CMA allows us to analyze the genome for gains or losses of genetic material at a much higher resolution than
standard karyotype analysis, and routinely identifies alterations that would be missed on standard blood
chromosome analysis.CMA has been shown to identify a pathogenic chromosomal alteration in approximately 710% of cases, including those in which previous routine cytogenetic testing has been normal (Sebat et al. (2007)

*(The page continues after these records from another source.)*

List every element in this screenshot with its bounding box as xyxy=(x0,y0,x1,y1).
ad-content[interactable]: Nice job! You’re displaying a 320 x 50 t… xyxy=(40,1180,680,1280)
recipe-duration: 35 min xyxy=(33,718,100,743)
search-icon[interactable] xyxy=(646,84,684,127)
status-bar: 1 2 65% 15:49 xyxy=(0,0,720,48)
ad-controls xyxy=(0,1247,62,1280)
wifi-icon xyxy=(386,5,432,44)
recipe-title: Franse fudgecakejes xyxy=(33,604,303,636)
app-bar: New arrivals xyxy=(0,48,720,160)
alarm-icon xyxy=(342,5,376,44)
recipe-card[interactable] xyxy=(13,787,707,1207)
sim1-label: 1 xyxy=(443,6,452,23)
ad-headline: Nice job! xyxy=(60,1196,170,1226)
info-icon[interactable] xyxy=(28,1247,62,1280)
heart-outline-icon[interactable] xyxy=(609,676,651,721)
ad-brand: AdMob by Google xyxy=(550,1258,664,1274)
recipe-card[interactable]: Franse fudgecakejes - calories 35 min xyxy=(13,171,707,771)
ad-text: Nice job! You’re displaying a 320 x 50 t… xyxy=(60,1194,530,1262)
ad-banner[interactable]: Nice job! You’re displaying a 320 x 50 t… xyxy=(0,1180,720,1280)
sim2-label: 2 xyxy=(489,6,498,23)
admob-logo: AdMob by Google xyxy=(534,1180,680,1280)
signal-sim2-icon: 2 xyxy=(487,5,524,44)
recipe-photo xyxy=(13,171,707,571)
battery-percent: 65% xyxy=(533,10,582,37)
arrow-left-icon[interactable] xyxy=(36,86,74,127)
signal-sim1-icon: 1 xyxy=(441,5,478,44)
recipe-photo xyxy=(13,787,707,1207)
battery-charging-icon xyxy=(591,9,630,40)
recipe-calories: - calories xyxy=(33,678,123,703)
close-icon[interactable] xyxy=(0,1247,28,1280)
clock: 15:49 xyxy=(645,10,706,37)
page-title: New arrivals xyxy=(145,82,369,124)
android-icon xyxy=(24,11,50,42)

Science. 316(5823):445-449; Autism Genome Project Consortium et al. (2007) Nat Genet. 39(3):319-328; Shen et
al. (2010) Pediatrics. 125:e727-e735). Our recommendation for CMA is in keeping with the American College of
Medical Genetics’ professional practice guidelines, which has established CMA as a standard of care evaluation for
individuals with autism spectrum disorders (Manning and Hudgins (2010) Genet in Med 12(11): 742-745).
Multiple Congenital Anomalies

Congenital anomalies may be due to a genetic syndrome, chromosomal disorder, multifactorial condition, or may
be sporadic. In order to test [Patient Name] for common known genetic causes of congenital anomalies, we
recommend chromosomal microarray analysis (CMA). CMA analyzes the genome for gains or losses of genetic
material at a much higher resolution than standard karyotype analysis. CMA has the ability to detect small gains or
losses in genetic material that may have been missed on standard blood chromosome analysis alone. CMA is
considered standard of care in the evaluation of the individual with congenital anomalies by the American College of
Medical Genetics (Manning and Hudgins (2010) Genet in Med 12 (11): 742-745).
Prenatal - Ultrasound Anomalies and Normal Karyotype

In accordance with the American Congress of Obstetrics and Gynecology’s (ACOG) Committee Opinion #446,
which supports the use of chromosomal microarray analysis (CMA) in the setting of fetal abnormalities and a normal
fetal karyotype, we recommended CMA testing of [patient name]’s fetus (Obstet Gynecol. (2009) 114(5):1161-63).
CMA allows us to focus on known disease-associated regions within the genome, including all of the known
submicroscopic (i.e. not visible on high resolution karyotyping) microdeletion and microduplication syndromes, the
subtelomeres, and genome-wide coverage for the detection of other clinically significant regions that may lead to
mental retardation and/or additional health concerns.